In particular, this forces $p<0$.
These roots can be expressed as follows :
$$
x_k=2\sqrt{-\frac{p}{3}}\cos\left(\frac{1}{3}\arccos\left(\frac{3q}{2p} \sqrt{\frac{-3}{p}}\right)-k\frac{2\pi}{3}\right),
$$
where $k=0,1,2$.

Claim:
$$
x_0 > x_1 > x_2.
$$
How to prove this claim?

Comment:
In order to apply $\arccos$ we must have
$$-1 \le\frac{3q}{2p} \sqrt{\frac{-3}{p}} \le 1,$$
which is equivalent to
$$
\frac{27q^2}{-4p^3} \le 1.
$$
Since $p<0$, we can multiply this inequality by $-4p^3$, so it's equivalent to
$$
27q^2 \le -4p^3,
$$
or $\Delta \ge 0$.
 A: The three numbers $x_k=t\cos\left(\theta-k\frac{2\pi}3\right)$ ($k=0,1,2$) are supposed to be distinct and $t$ is positive.
Moreover, since $\theta\in[0,\pi/3],$ we have
$$\cos\theta-\cos\left(\theta-\frac{2\pi}3\right)=-2\sin\left(\theta-\frac\pi3\right)\sin\frac\pi3\ge0$$
and
$$\cos\left(\theta-\frac{2\pi}3\right)-\cos\left(\theta-\frac{4\pi}3\right)=-2\sin(\theta-\pi)\sin\frac\pi3\ge0.$$
Therefore,
$$x_0>x_1>x_2.$$
A: Set
$$
m:=\frac{1}{3}\arccos\left(\frac{3q}{2p} \sqrt{\frac{-3}{p}}\right),
$$
we have $0 \le m \le \pi/3$. (since the range of $\arccos$ is $[0,\pi]$).
The analysis in the question shows that $\Delta >0$ if and only if $-1<\frac{3q}{2p} \sqrt{\frac{-3}{p}}<1$, which is equivalent to the strict inequality $0<m<\pi/3$.

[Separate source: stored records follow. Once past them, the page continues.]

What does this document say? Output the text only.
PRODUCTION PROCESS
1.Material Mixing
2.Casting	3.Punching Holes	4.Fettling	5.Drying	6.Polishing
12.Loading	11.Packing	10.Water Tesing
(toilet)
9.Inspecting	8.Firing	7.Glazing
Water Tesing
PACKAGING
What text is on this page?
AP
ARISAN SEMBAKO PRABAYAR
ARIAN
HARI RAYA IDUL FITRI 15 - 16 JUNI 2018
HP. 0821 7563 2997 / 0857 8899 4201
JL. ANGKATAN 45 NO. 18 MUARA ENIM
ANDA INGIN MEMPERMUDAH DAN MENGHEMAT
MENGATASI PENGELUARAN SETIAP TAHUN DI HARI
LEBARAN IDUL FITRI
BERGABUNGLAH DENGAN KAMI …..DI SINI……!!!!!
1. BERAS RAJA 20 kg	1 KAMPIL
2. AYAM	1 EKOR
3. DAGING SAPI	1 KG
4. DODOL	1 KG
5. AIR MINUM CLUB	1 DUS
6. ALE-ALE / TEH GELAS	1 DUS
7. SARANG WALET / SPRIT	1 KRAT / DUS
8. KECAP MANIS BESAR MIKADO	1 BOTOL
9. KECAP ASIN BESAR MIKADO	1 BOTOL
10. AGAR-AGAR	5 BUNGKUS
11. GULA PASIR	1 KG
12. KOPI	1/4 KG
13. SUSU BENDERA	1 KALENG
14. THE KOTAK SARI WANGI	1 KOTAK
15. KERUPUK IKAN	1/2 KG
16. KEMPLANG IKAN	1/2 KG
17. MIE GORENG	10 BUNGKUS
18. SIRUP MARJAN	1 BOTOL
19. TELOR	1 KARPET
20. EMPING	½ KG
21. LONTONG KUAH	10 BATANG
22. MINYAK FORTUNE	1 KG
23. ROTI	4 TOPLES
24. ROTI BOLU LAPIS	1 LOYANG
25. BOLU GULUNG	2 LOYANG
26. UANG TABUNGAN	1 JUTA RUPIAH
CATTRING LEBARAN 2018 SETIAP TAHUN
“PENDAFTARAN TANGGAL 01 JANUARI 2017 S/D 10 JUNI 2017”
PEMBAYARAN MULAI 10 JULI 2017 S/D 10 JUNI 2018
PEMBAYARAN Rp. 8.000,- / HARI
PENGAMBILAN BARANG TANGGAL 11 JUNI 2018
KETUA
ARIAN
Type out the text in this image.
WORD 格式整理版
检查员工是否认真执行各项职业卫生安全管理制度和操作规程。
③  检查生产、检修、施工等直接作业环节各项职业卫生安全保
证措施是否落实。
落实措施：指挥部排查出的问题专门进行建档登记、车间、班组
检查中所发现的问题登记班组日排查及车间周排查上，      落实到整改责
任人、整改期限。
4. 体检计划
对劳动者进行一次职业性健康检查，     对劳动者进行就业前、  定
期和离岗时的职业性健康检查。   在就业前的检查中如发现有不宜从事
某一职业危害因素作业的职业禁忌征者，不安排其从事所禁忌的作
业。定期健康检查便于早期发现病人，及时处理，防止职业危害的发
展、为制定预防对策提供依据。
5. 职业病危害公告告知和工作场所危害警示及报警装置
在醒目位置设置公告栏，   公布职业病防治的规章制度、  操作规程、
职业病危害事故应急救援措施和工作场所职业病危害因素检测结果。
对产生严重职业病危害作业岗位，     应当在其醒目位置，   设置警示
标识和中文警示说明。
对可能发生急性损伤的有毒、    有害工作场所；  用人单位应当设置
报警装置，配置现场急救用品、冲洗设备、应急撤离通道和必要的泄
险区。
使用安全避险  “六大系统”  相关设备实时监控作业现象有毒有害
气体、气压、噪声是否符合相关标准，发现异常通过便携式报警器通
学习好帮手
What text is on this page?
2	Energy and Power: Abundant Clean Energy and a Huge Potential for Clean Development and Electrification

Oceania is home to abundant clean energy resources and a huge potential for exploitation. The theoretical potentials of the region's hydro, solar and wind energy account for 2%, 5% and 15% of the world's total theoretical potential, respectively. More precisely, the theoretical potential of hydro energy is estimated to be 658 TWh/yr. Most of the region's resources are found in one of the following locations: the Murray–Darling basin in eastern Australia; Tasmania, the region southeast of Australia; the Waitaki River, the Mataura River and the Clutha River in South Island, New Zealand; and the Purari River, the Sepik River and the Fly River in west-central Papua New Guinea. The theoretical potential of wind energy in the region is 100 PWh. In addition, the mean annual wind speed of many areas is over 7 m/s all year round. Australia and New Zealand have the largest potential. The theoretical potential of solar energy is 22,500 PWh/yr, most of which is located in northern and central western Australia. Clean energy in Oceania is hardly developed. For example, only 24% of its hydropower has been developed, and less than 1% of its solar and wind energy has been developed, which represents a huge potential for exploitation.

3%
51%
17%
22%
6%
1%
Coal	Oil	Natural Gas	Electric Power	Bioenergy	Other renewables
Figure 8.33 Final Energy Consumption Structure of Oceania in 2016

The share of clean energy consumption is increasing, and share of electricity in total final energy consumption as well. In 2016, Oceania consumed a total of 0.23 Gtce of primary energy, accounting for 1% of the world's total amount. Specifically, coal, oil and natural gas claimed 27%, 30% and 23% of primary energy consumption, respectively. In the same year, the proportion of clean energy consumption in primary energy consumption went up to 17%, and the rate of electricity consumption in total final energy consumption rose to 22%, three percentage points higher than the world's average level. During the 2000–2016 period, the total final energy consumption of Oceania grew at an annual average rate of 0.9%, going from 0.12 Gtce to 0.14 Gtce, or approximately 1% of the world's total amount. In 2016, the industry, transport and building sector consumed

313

Then, up to a multiplication by the positive constant of $2\sqrt{-\frac{p}{3}}$, we have
$$
x_k=\cos\left(m-k\frac{2\pi}{3}\right),
$$
or
$$
x_0=\cos(m), x_1=\cos(m-\frac{2\pi}{3}),x_2=\cos(m-\frac{4\pi}{3}).
$$
Thus, $x_0 > x_1 > x_2$ is equivalent to
$$
\cos(m) >\cos(m-\frac{2\pi}{3})>\cos(m-\frac{4\pi}{3}),
$$
for any $m \in (0,\pi/3)$.
This can by differentiating the inequality $\cos(x) >\cos(x-\frac{2\pi}{3})$ and observing that the difference is monotone on $(0,\pi/3)$, and similarly for the second inequality.